The report quantifies the magnitude of the extinction threat and the data‑driven insights emerging from AI analysis.

  • About 40% of the 70,000 assessed plant species are at risk of extinction.
  • 330,000 assessed species remain un‑analysed, and an estimated 100,000 species have yet to be named.
  • For fungi, 90% of the estimated 2 million species are still unknown, with less than 1% assessed for risk.

Why AI matters for the global biodiversity crisis

AI accelerates identification of hard‑to‑spot taxa such as sedges and peat mosses, often outperforming specialists, and unlocks genetic information from specimens up to 180 years old—turning historic collections into a “genomic goldmine”. The technology also democratises access to collections in biodiversity hotspots like Madagascar, where digitising 37,000 specimens revealed centuries‑long ecological data.

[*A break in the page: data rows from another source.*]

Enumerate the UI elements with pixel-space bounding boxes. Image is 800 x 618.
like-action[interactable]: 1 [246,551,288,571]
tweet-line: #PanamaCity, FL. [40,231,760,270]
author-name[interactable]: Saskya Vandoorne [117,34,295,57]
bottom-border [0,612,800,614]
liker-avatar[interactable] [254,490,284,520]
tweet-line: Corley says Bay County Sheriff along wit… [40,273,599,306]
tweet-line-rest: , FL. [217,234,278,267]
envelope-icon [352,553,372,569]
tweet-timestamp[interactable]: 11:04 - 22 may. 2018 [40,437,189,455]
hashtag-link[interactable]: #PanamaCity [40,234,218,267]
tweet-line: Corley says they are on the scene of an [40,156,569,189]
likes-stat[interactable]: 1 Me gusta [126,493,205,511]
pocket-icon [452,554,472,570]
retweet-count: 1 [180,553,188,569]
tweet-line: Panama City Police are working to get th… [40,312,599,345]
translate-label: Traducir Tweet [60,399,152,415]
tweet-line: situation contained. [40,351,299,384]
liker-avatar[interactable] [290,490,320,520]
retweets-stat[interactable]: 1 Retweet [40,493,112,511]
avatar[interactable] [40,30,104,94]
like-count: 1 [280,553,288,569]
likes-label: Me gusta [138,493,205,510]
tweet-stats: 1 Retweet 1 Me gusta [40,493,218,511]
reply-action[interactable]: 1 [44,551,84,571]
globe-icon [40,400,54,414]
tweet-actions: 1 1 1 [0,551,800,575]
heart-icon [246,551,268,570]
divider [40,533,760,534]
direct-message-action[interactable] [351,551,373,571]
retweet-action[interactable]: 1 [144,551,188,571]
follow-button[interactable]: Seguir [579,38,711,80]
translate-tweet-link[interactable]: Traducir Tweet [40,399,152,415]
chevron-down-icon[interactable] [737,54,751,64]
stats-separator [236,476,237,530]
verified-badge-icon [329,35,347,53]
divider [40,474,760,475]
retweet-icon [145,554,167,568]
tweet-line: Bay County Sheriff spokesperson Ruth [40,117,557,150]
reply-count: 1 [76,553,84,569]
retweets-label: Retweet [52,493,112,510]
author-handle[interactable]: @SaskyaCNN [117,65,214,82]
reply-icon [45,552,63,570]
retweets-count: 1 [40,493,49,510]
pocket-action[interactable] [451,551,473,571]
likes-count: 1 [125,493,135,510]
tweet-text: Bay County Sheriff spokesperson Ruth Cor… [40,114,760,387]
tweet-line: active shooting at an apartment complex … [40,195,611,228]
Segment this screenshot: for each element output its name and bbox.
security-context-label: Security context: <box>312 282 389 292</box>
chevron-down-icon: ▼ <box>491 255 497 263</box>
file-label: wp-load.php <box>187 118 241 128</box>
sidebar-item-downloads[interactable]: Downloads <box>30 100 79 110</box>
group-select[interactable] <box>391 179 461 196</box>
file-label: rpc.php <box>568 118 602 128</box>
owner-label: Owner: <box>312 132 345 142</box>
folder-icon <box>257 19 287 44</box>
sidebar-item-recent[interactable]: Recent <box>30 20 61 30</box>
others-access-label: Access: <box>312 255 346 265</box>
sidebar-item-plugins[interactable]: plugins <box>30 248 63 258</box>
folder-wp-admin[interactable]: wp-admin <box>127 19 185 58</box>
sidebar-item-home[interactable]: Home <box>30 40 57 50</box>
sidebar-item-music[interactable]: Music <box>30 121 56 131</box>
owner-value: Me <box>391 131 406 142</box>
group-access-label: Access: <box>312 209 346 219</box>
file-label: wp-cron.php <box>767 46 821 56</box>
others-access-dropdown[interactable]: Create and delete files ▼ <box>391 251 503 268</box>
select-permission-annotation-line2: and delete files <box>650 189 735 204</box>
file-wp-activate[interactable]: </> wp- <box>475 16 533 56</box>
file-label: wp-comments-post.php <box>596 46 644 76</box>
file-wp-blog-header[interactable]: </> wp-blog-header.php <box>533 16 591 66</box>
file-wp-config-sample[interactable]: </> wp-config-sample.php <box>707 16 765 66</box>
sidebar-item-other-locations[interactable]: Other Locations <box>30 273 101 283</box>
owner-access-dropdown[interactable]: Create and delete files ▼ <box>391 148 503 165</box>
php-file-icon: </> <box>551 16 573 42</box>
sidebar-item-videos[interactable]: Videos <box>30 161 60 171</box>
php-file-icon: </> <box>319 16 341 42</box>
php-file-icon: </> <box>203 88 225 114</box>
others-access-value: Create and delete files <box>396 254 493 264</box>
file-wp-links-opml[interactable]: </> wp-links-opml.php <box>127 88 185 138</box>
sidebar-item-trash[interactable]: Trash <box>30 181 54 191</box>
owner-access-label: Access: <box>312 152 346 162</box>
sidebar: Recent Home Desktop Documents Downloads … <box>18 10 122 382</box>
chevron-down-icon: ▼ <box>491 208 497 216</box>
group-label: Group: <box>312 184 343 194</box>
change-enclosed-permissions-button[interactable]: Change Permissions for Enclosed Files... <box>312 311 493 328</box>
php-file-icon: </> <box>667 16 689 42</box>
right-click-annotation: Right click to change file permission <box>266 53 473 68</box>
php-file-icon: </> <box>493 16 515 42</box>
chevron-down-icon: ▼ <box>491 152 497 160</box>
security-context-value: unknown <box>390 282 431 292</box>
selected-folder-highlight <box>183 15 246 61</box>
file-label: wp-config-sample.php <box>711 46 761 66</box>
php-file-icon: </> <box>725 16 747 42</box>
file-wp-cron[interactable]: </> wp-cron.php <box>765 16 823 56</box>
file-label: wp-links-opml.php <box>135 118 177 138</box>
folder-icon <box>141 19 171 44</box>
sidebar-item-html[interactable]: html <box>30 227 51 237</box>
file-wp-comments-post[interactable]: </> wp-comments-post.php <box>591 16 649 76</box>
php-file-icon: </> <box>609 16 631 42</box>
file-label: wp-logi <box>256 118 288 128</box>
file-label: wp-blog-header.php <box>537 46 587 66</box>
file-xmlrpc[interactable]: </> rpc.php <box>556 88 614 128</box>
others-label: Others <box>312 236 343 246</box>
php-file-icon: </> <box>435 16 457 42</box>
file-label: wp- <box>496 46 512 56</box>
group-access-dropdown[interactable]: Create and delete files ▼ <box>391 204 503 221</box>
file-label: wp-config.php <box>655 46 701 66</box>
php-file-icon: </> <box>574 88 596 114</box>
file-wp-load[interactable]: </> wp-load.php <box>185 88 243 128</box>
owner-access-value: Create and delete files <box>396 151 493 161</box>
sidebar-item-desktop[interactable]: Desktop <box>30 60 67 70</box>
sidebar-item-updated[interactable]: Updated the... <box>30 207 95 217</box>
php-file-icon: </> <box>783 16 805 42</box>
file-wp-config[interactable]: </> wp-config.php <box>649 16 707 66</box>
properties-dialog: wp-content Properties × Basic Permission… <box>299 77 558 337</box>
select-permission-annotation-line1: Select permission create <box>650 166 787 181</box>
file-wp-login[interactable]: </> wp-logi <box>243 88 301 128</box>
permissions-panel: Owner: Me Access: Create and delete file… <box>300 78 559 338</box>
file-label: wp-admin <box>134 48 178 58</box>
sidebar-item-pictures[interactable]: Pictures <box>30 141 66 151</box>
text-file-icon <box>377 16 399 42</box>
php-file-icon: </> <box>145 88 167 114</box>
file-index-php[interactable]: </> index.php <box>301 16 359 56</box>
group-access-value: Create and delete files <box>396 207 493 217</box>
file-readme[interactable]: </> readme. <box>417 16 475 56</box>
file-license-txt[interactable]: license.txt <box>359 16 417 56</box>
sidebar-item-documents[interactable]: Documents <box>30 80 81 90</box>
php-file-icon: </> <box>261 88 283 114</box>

What the next decade could hold for AI‑enabled conservation

Future progress hinges on expanding digitised coverage (currently under 16% of global herbarium holdings), curbing the energy footprint of AI datacentres (which now consume about 6% of electricity in the UK and US), and addressing bias by diversifying source data. Partnerships between tech firms, environmental NGOs, and governments will be essential to fund and guide the next wave of AI‑powered biodiversity research.